Reputation: 5482
I recently made confirmation rule following rails guides like so:
validates :email, email: true, uniqueness: true, confirmation: true
validates :email_confirmation, presence: true
Everything works cool, but when i'm trying to update an existing record, i'm receiving an error:
irb(main):004:0> User.first.update_attributes!(name: "Some Nameee")
User Load (2.9ms) SELECT "users".* FROM "users" ORDER BY "users"."id" ASC LIMIT ? [["LIMIT", 1]]
(0.4ms) begin transaction
User Exists (0.8ms) SELECT 1 AS one FROM "users" WHERE "users"."email" = ? AND ("users"."id" != ?) LIMIT ? [["email", "[email protected]"], ["id", 1], ["LIMIT", 1]]
(0.3ms) rollback transaction
ActiveRecord::RecordInvalid: Validation failed: Email confirmation can't be blank
from (irb):4
And it's pretty obvious, because i have presence: true
on :email_confirmation
field. If i'll remove it, you can skip that fild and just don't pass it.

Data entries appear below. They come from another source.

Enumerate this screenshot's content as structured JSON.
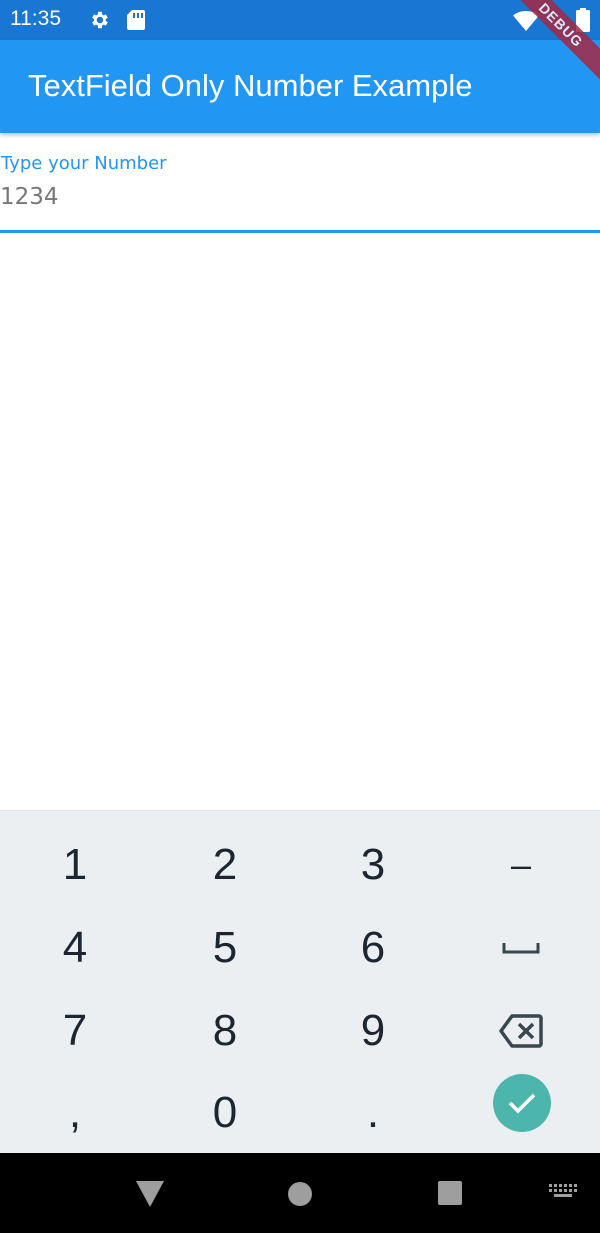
{
  "status_bar": {
    "time": "11:35",
    "icons": [
      "settings-icon",
      "sd-card-icon",
      "wifi-icon",
      "battery-icon"
    ]
  },
  "debug_banner": {
    "label": "DEBUG"
  },
  "app_bar": {
    "title": "TextField Only Number Example"
  },
  "text_field": {
    "label": "Type your Number",
    "value": "1234"
  },
  "keyboard": {
    "rows": [
      [
        "1",
        "2",
        "3",
        "–"
      ],
      [
        "4",
        "5",
        "6",
        "␣"
      ],
      [
        "7",
        "8",
        "9",
        "⌫"
      ],
      [
        ",",
        "0",
        ".",
        "✓"
      ]
    ]
  },
  "nav_bar": {
    "icons": [
      "back-icon",
      "home-icon",
      "recents-icon",
      "keyboard-switch-icon"
    ]
  },
  "colors": {
    "app_bar": "#2196f3",
    "status_bar": "#1976d2",
    "keyboard_bg": "#eceff1",
    "enter_key": "#4db6ac",
    "debug_ribbon": "#a52845"
  }
}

So, what should i do? Just remove :presence
validation?
Upvotes: 1
Views: 114
Reputation: 1492
Why not a conditional validation that checks if email has changed? http://guides.rubyonrails.org/active_record_validations.html#using-a-symbol-with-if-and-unless
validates :email_confirmation, presence: true, if: :email_changed?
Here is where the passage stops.